{
       "Question number": "5",
       "Sub-Question number": "b",
       "Question": "We'll consider here a simple one-dimensional convolutional neural network layer. This is a feature map created by a single filter whose parameters we must learn. The filter represents a local pattern detector that is applied in every position of the input signal. The feature map therefore transforms an input vector (one dimensional signal) into another vector (one-dimensional feature map). To train such a layer on its own, i.e., not as part of a bigger network as we typically do, we can imagine having training pairs $(x, y)$ where $x$ is the input signal as a vector and $y$ is a binary vector representing whether the relevant pattern appeared in a particular position or not. Specifically,\n- Input $x$ is a one-dimensional vector of length $d$.\n- Target $y$ is also a one-dimensional vector of length. $d$. One \"pixel\" in the output, $y_{j}$, has value 1 if the input pixels $x_{j-1}, x_{j}, x_{j+1}$, centered at $j$, exhibit the target pattern and 0 if they do not.\n- The filter is represented by a weight vector $w$ consisting of three values.\n- The output of the network is a vector $\\hat{y}$ whose $j^{t h}$ coordinate (pixel) is $\\hat{y}_{j}=\\sigma\\left(z_{j}\\right.$ ) where $z_{j}=\\left[x_{j-1} ; x_{j} ; x_{j+1}\\right]^{T} w$ and $\\sigma(\\cdot)$ is the sigmoid function. Assume that $x_{0}$ and $x_{d+1}$ are 0 for the purposes of computing outputs.\n- We have a training set $D=\\left(x^{(1)}, y^{(1)}\\right), \\ldots,\\left(x^{(n)}, y^{(n)}\\right)$.\n- We measure the loss between the target binary vector $y$ and the network output $\\hat{y}$ pixel by pixel using cross-entropy (Negative Log-Likelihood or NLL).
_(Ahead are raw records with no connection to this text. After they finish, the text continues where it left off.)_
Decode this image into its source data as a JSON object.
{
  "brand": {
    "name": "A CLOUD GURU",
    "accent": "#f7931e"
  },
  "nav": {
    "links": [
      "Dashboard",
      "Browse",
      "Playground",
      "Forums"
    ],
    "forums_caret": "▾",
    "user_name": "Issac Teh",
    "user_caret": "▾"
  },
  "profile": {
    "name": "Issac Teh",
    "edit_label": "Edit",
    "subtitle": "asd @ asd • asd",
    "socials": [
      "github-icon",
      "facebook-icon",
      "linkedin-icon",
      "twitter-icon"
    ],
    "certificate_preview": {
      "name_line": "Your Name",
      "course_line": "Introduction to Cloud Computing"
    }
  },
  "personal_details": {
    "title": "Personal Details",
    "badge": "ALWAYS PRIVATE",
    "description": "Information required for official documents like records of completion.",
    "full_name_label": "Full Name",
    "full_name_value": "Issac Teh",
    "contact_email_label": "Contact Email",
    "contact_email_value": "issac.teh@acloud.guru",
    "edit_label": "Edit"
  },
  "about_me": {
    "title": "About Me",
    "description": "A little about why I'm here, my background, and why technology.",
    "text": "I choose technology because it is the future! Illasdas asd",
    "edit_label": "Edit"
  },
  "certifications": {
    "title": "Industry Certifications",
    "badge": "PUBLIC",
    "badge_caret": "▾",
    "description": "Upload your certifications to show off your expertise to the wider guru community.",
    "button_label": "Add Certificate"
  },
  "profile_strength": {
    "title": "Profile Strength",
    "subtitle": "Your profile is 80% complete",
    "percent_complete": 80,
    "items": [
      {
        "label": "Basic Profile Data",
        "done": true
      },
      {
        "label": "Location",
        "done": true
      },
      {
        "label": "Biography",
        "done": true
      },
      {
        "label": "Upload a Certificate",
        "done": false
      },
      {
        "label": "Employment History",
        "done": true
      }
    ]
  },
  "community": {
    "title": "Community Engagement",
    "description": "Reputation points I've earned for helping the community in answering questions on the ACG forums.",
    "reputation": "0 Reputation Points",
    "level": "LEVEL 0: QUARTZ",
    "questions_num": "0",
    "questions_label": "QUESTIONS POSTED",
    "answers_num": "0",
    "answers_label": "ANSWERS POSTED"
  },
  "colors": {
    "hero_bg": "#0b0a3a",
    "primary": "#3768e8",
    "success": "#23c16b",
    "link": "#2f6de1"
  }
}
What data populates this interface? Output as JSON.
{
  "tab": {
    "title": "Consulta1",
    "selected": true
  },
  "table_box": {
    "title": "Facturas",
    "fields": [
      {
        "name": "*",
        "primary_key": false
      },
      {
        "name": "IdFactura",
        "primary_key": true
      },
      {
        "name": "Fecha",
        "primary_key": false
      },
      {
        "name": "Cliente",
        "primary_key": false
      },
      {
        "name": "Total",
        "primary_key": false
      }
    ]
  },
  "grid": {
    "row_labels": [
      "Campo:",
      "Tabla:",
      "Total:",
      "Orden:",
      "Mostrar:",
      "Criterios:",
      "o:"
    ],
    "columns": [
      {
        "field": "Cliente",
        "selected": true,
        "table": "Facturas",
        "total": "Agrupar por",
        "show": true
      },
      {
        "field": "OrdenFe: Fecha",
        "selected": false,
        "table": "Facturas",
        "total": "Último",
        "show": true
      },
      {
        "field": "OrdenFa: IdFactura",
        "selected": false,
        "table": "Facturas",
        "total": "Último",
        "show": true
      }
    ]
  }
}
The aggregate loss over the whole training set is\n$$\nL(w, D)=\\sum_{i=1}^{n} \\sum_{j=1}^{d} \\operatorname{NLL}\\left(y_{j}^{(i)}, \\hat{y}_{j}^{(i)}\\right)\n$$ Provide a formula for $\\nabla_{w} \\mathrm{NLL}\\left(y_{j}, \\hat{y}_{j}\\right)$, which is the gradient of the loss with respect to pixel $j$ of an example with respect to $w=\\left[w_{1}, w_{2}, w_{3}\\right]^{T}$, in terms of $x, y$, and $z$ values only.",
       "Solution": "$$\n\\left(\\sigma\\left(z_{j}\\right)-y_{j}\\right)\\left[\\begin{array}{c}\nx_{j-1} \\\\\nx_{j} \\\\\nx_{j+1}\n\\end{array}\\right]\n$$"
}